More important is, if the link is a real one, or one through a redirect or some trick with JavaScript or so. In the last case, no PR is transferred.
actually, I thought that G ignores LINKS after #100, not code after 100kb...wrong?
learn something new every day...especially in here...thanks! ;-)
See message 11 in 100 link limit problem - Many pages with well over over this limit [webmasterworld.com] where GoogleGuy wrote:
100 links is a good soft limit, but 100K is a hard limit. All pages should be shorted than that.
The 100 link thing is different. There's some threshold (maybe 100), beyond which all of those links get less PR than the normal ((1-d) rawPR / numlinks).
PR5 site with 60 links on it
If it's a PR5 page with 60 links on it, then according to my figures you get PR3 or PR4 from it, depending on how high the PR5 is. Many people have figures that would indicate a greater loss.
Google site says (as I'm sure you know):
Design and Content Guidelines:
*Offer a site map to your users with links that point to the important parts of your site.
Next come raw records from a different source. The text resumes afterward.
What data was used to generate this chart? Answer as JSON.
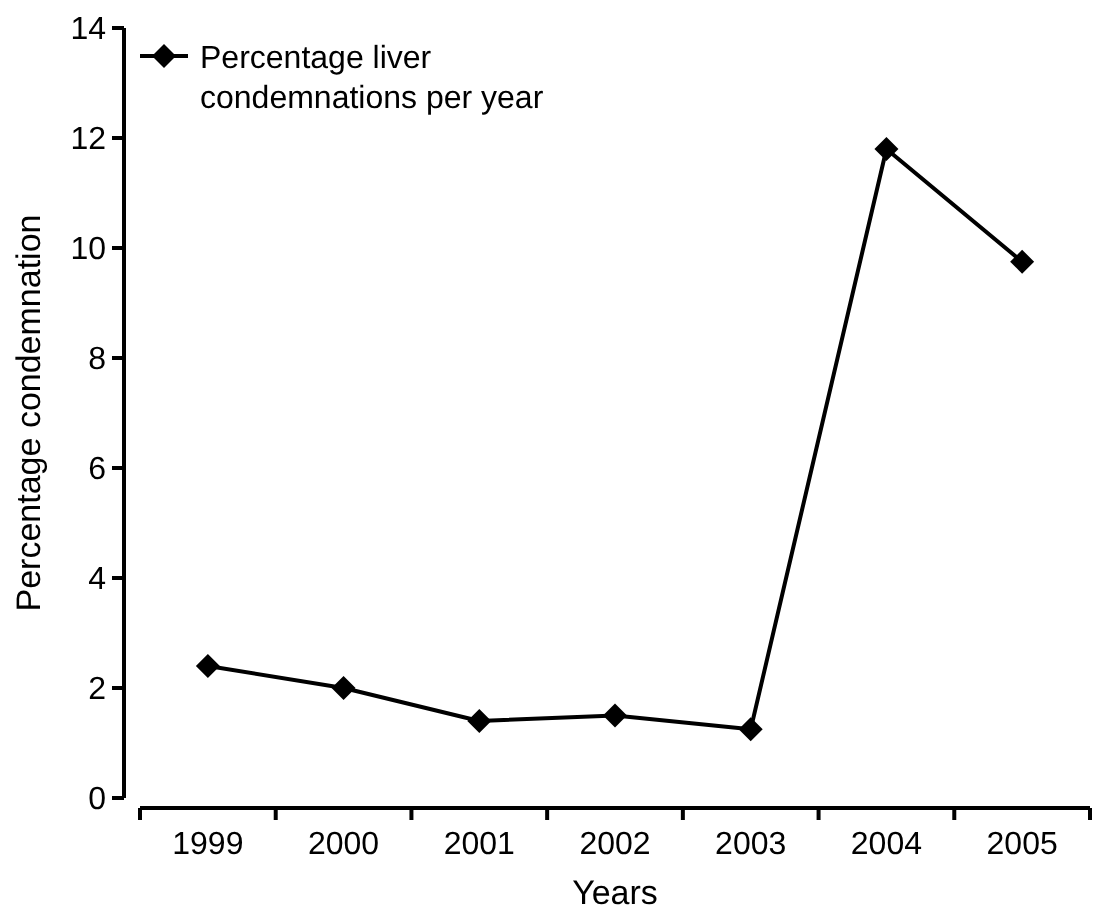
{
  "chart_data": {
    "type": "line",
    "xlabel": "Years",
    "ylabel": "Percentage condemnation",
    "categories": [
      "1999",
      "2000",
      "2001",
      "2002",
      "2003",
      "2004",
      "2005"
    ],
    "series": [
      {
        "name": "Percentage liver condemnations per year",
        "color": "#000000",
        "values": [
          2.4,
          2.0,
          1.4,
          1.5,
          1.25,
          11.8,
          9.75
        ]
      }
    ],
    "ylim": [
      0,
      14
    ],
    "yticks": [
      0,
      2,
      4,
      6,
      8,
      10,
      12,
      14
    ],
    "marker": "diamond",
    "line_style": "solid",
    "legend": "top left",
    "grid": false
  }
}
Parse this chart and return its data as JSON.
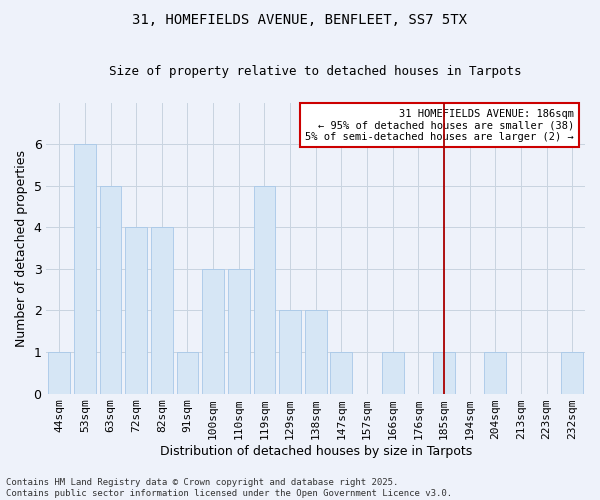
{
  "title_line1": "31, HOMEFIELDS AVENUE, BENFLEET, SS7 5TX",
  "title_line2": "Size of property relative to detached houses in Tarpots",
  "xlabel": "Distribution of detached houses by size in Tarpots",
  "ylabel": "Number of detached properties",
  "categories": [
    "44sqm",
    "53sqm",
    "63sqm",
    "72sqm",
    "82sqm",
    "91sqm",
    "100sqm",
    "110sqm",
    "119sqm",
    "129sqm",
    "138sqm",
    "147sqm",
    "157sqm",
    "166sqm",
    "176sqm",
    "185sqm",
    "194sqm",
    "204sqm",
    "213sqm",
    "223sqm",
    "232sqm"
  ],
  "values": [
    1,
    6,
    5,
    4,
    4,
    1,
    3,
    3,
    5,
    2,
    2,
    1,
    0,
    1,
    0,
    1,
    0,
    1,
    0,
    0,
    1
  ],
  "bar_color": "#d6e6f5",
  "bar_edgecolor": "#a8c8e8",
  "grid_color": "#c8d4e0",
  "vline_x": 15,
  "vline_color": "#aa0000",
  "annotation_text": "31 HOMEFIELDS AVENUE: 186sqm\n← 95% of detached houses are smaller (38)\n5% of semi-detached houses are larger (2) →",
  "annotation_box_color": "#cc0000",
  "ylim": [
    0,
    7
  ],
  "yticks": [
    0,
    1,
    2,
    3,
    4,
    5,
    6
  ],
  "fig_bg_color": "#eef2fa",
  "plot_bg_color": "#eef2fa",
  "title_fontsize": 10,
  "subtitle_fontsize": 9,
  "axis_fontsize": 8,
  "tick_fontsize": 8,
  "footnote_fontsize": 6.5,
  "footnote": "Contains HM Land Registry data © Crown copyright and database right 2025.\nContains public sector information licensed under the Open Government Licence v3.0."
}
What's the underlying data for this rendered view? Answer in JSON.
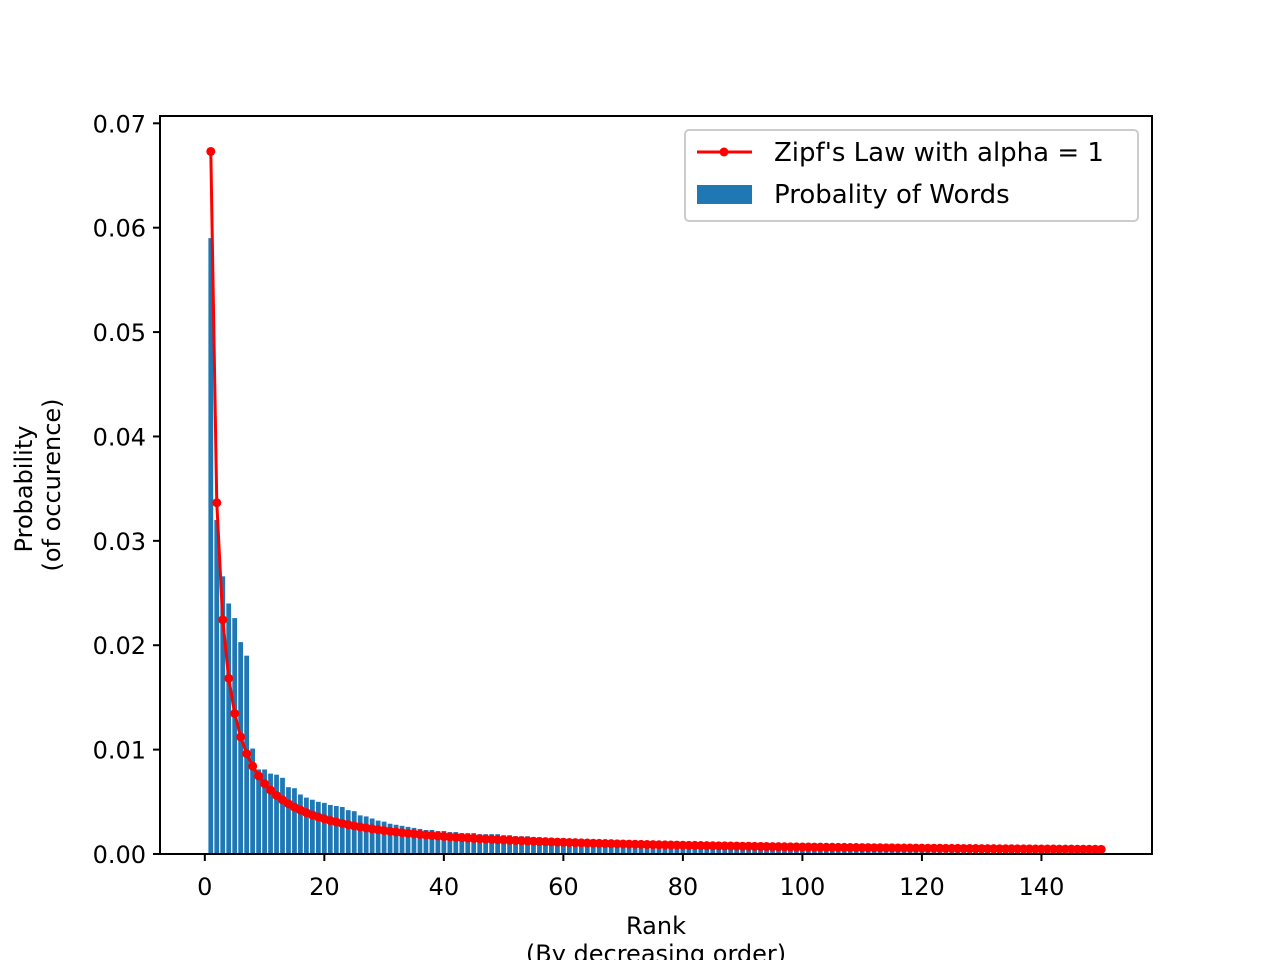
{
  "chart_data": {
    "type": "bar",
    "title": "",
    "xlabel_lines": [
      "Rank",
      "(By decreasing order)"
    ],
    "ylabel_lines": [
      "Probability",
      "(of occurence)"
    ],
    "xlim": [
      -7.5,
      158.5
    ],
    "ylim": [
      0,
      0.0707
    ],
    "x_ticks": [
      0,
      20,
      40,
      60,
      80,
      100,
      120,
      140
    ],
    "x_tick_labels": [
      "0",
      "20",
      "40",
      "60",
      "80",
      "100",
      "120",
      "140"
    ],
    "y_ticks": [
      0,
      0.01,
      0.02,
      0.03,
      0.04,
      0.05,
      0.06,
      0.07
    ],
    "y_tick_labels": [
      "0.00",
      "0.01",
      "0.02",
      "0.03",
      "0.04",
      "0.05",
      "0.06",
      "0.07"
    ],
    "grid": false,
    "legend": {
      "position": "upper right",
      "entries": [
        {
          "label": "Zipf's Law with alpha = 1",
          "kind": "line-marker",
          "color": "#ff0000"
        },
        {
          "label": "Probality of Words",
          "kind": "bar",
          "color": "#1f77b4"
        }
      ]
    },
    "series": [
      {
        "name": "Probality of Words",
        "kind": "bar",
        "color": "#1f77b4",
        "x_start": 1,
        "values": [
          0.059,
          0.032,
          0.0266,
          0.024,
          0.0226,
          0.0203,
          0.019,
          0.0101,
          0.0081,
          0.0081,
          0.0077,
          0.0076,
          0.0073,
          0.0064,
          0.0063,
          0.0057,
          0.0054,
          0.0052,
          0.005,
          0.0049,
          0.0047,
          0.0046,
          0.0045,
          0.0042,
          0.0041,
          0.0037,
          0.0036,
          0.0034,
          0.0032,
          0.0031,
          0.0029,
          0.0028,
          0.0027,
          0.0026,
          0.0025,
          0.0024,
          0.0023,
          0.0023,
          0.0022,
          0.0022,
          0.0021,
          0.0021,
          0.002,
          0.002,
          0.002,
          0.0019,
          0.0019,
          0.0019,
          0.0019,
          0.0018,
          0.0018,
          0.0017,
          0.0017,
          0.0017,
          0.0016,
          0.0016,
          0.0015,
          0.0015,
          0.0015,
          0.0015,
          0.0014,
          0.0014,
          0.0014,
          0.0014,
          0.0013,
          0.0013,
          0.0013,
          0.0012,
          0.0012,
          0.0012,
          0.0012,
          0.0012,
          0.0011,
          0.0011,
          0.0011,
          0.0011,
          0.0011,
          0.0011,
          0.0011,
          0.001,
          0.001,
          0.001,
          0.001,
          0.001,
          0.001,
          0.001,
          0.001,
          0.001,
          0.001,
          0.001,
          0.0009,
          0.0009,
          0.0009,
          0.0009,
          0.0009,
          0.0009,
          0.0009,
          0.0009,
          0.0009,
          0.0009,
          0.0009,
          0.0009,
          0.0009,
          0.0008,
          0.0008,
          0.0008,
          0.0008,
          0.0008,
          0.0008,
          0.0008,
          0.0008,
          0.0008,
          0.0007,
          0.0007,
          0.0007,
          0.0007,
          0.0007,
          0.0007,
          0.0007,
          0.0007,
          0.0007,
          0.0007,
          0.0007,
          0.0007,
          0.0007,
          0.0007,
          0.0007,
          0.0007,
          0.0006,
          0.0006,
          0.0006,
          0.0006,
          0.0006,
          0.0006,
          0.0006,
          0.0006,
          0.0006,
          0.0006,
          0.0006,
          0.0006,
          0.0006,
          0.0006,
          0.0006,
          0.0006,
          0.0006,
          0.0006,
          0.0005,
          0.0005,
          0.0005,
          0.0005
        ]
      },
      {
        "name": "Zipf's Law with alpha = 1",
        "kind": "line-marker",
        "color": "#ff0000",
        "x_start": 1,
        "count": 150,
        "formula": "0.0673 / rank"
      }
    ]
  }
}
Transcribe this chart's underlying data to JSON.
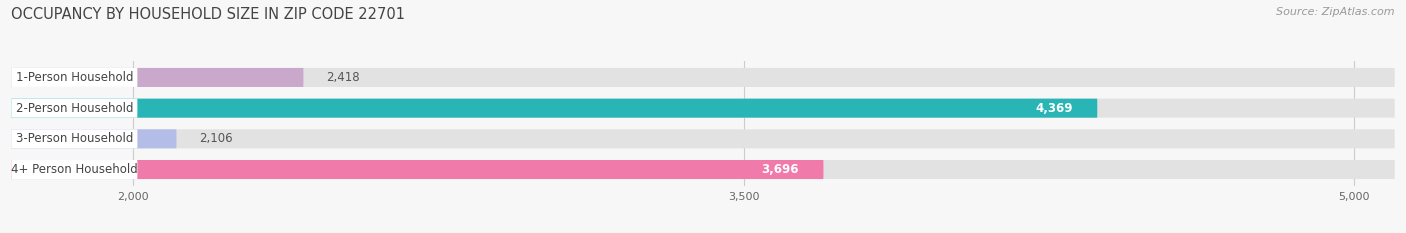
{
  "title": "OCCUPANCY BY HOUSEHOLD SIZE IN ZIP CODE 22701",
  "source": "Source: ZipAtlas.com",
  "categories": [
    "1-Person Household",
    "2-Person Household",
    "3-Person Household",
    "4+ Person Household"
  ],
  "values": [
    2418,
    4369,
    2106,
    3696
  ],
  "bar_colors": [
    "#c9a8cc",
    "#29b5b5",
    "#b4bce8",
    "#f07aaa"
  ],
  "bar_bg_color": "#e2e2e2",
  "label_box_color": "#ffffff",
  "xlim_min": 1700,
  "xlim_max": 5100,
  "xticks": [
    2000,
    3500,
    5000
  ],
  "value_labels": [
    "2,418",
    "4,369",
    "2,106",
    "3,696"
  ],
  "title_fontsize": 10.5,
  "source_fontsize": 8,
  "label_fontsize": 8.5,
  "value_fontsize": 8.5,
  "tick_fontsize": 8,
  "figsize": [
    14.06,
    2.33
  ],
  "dpi": 100,
  "bg_color": "#f7f7f7"
}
If the site map is larger than 100 or so links, you may want to break the site map into separate pages.
*Keep the links on a given page to a reasonable number (fewer than 100).
Given this guideline, plus GG's comment as pointed out by tagaki above, do we think that Google just reduces the importance of the links it sees that are beyond link #100 on a page, but may still index them (assuming the page content remains beneath 100K)?